Damit ein Film nicht als frauenfeindlich gilt, müssen folgende drei Fragen mit Ja beantwortet werden:
- Gibt es mindestens zwei Frauenrollen?
- Sprechen diese miteinander?
- Unterhalten sie sich über etwas anderes als Männer?
Der Bechdel-Test zählt also in erster Linie die weiblichen Figuren in einem Film und fragt, worüber sie sich unterhalten. Er fragt nicht nach der Thematik eines Films und wird daher auch oft kritisiert. So fällt zum Beispiel ein Film, mit einer starken weiblichen Hauptrolle schon bei der ersten Frage durch den Bechdel-Test, wenn ansonsten keine Frauen im Film vorkommen. Auf der anderen Seite würde ein Film, in dem sich zwei Frauen über nichts anderes als Make-up unterhalten, den Test problemlos bestehen.
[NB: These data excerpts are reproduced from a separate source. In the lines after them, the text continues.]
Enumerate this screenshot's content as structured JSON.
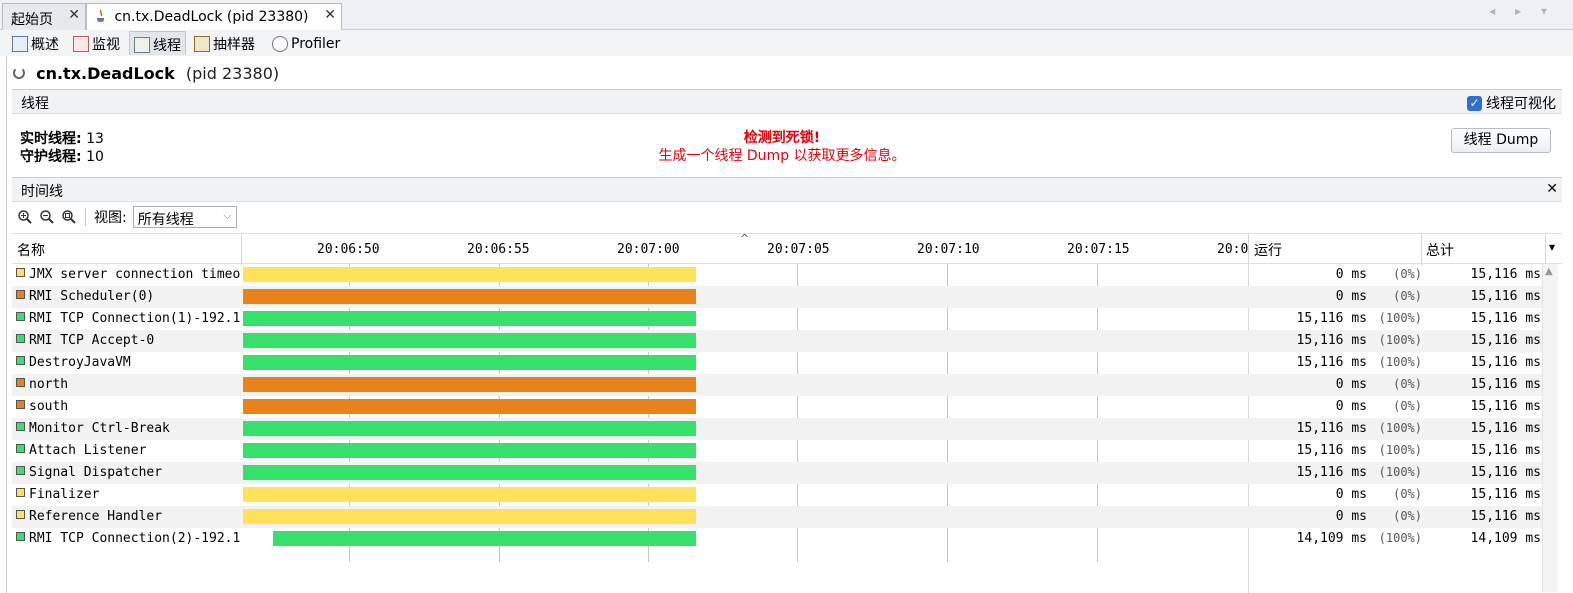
{
  "doc_tabs": [
    {
      "label": "起始页",
      "close": "✕"
    },
    {
      "label": "cn.tx.DeadLock (pid 23380)",
      "close": "✕"
    }
  ],
  "nav_arrows": "◂ ▸ ▾",
  "view_tabs": [
    {
      "label": "概述",
      "icon": "overview-icon"
    },
    {
      "label": "监视",
      "icon": "monitor-icon"
    },
    {
      "label": "线程",
      "icon": "threads-icon"
    },
    {
      "label": "抽样器",
      "icon": "sampler-icon"
    },
    {
      "label": "Profiler",
      "icon": "profiler-icon"
    }
  ],
  "app": {
    "name": "cn.tx.DeadLock",
    "pid": "(pid 23380)"
  },
  "threads_section": {
    "title": "线程",
    "visualize_label": "线程可视化",
    "visualize_checked": true,
    "live_label": "实时线程:",
    "live_value": "13",
    "daemon_label": "守护线程:",
    "daemon_value": "10",
    "deadlock_title": "检测到死锁!",
    "deadlock_msg": "生成一个线程 Dump 以获取更多信息。",
    "dump_button": "线程 Dump"
  },
  "timeline": {
    "title": "时间线",
    "close": "✕",
    "view_label": "视图:",
    "view_selected": "所有线程",
    "col_name": "名称",
    "col_running": "运行",
    "col_total": "总计",
    "sort_glyph": "^",
    "menu_glyph": "▾",
    "time_ticks": [
      "20:06:50",
      "20:06:55",
      "20:07:00",
      "20:07:05",
      "20:07:10",
      "20:07:15",
      "20:0"
    ]
  },
  "colors": {
    "green": "#37e06a",
    "orange": "#e8821c",
    "yellow": "#ffe15a",
    "deadlock_red": "#e8000c"
  },
  "threads": [
    {
      "name": "JMX server connection timeo",
      "state": "yellow",
      "running": "0 ms",
      "pct": "(0%)",
      "total": "15,116 ms",
      "start": 0
    },
    {
      "name": "RMI Scheduler(0)",
      "state": "orange",
      "running": "0 ms",
      "pct": "(0%)",
      "total": "15,116 ms",
      "start": 0
    },
    {
      "name": "RMI TCP Connection(1)-192.1",
      "state": "green",
      "running": "15,116 ms",
      "pct": "(100%)",
      "total": "15,116 ms",
      "start": 0
    },
    {
      "name": "RMI TCP Accept-0",
      "state": "green",
      "running": "15,116 ms",
      "pct": "(100%)",
      "total": "15,116 ms",
      "start": 0
    },
    {
      "name": "DestroyJavaVM",
      "state": "green",
      "running": "15,116 ms",
      "pct": "(100%)",
      "total": "15,116 ms",
      "start": 0
    },
    {
      "name": "north",
      "state": "orange",
      "running": "0 ms",
      "pct": "(0%)",
      "total": "15,116 ms",
      "start": 0
    },
    {
      "name": "south",
      "state": "orange",
      "running": "0 ms",
      "pct": "(0%)",
      "total": "15,116 ms",
      "start": 0
    },
    {
      "name": "Monitor Ctrl-Break",
      "state": "green",
      "running": "15,116 ms",
      "pct": "(100%)",
      "total": "15,116 ms",
      "start": 0
    },
    {
      "name": "Attach Listener",
      "state": "green",
      "running": "15,116 ms",
      "pct": "(100%)",
      "total": "15,116 ms",
      "start": 0
    },
    {
      "name": "Signal Dispatcher",
      "state": "green",
      "running": "15,116 ms",
      "pct": "(100%)",
      "total": "15,116 ms",
      "start": 0
    },
    {
      "name": "Finalizer",
      "state": "yellow",
      "running": "0 ms",
      "pct": "(0%)",
      "total": "15,116 ms",
      "start": 0
    },
    {
      "name": "Reference Handler",
      "state": "yellow",
      "running": "0 ms",
      "pct": "(0%)",
      "total": "15,116 ms",
      "start": 0
    },
    {
      "name": "RMI TCP Connection(2)-192.1",
      "state": "green",
      "running": "14,109 ms",
      "pct": "(100%)",
      "total": "14,109 ms",
      "start": 1
    }
  ]
}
Trotzdem zeigt die Tatsache, dass die meisten Filme den Test nicht bestehen, dass Frauen in Filmen – und damit in unseren Köpfen – immer noch unterrepräsentiert sind. Die NeueZeit hat deshalb zum Weltfrauentag fünf bekannte Filme herausgesucht, die den Bechdel-Test nicht bestehen. Anschließend gibt es fünf Filmempfehlungen, die nicht nur den Bechdel-Test bestehen, sondern aus Sicht des Autors auch darüber hinaus sehenswert sind.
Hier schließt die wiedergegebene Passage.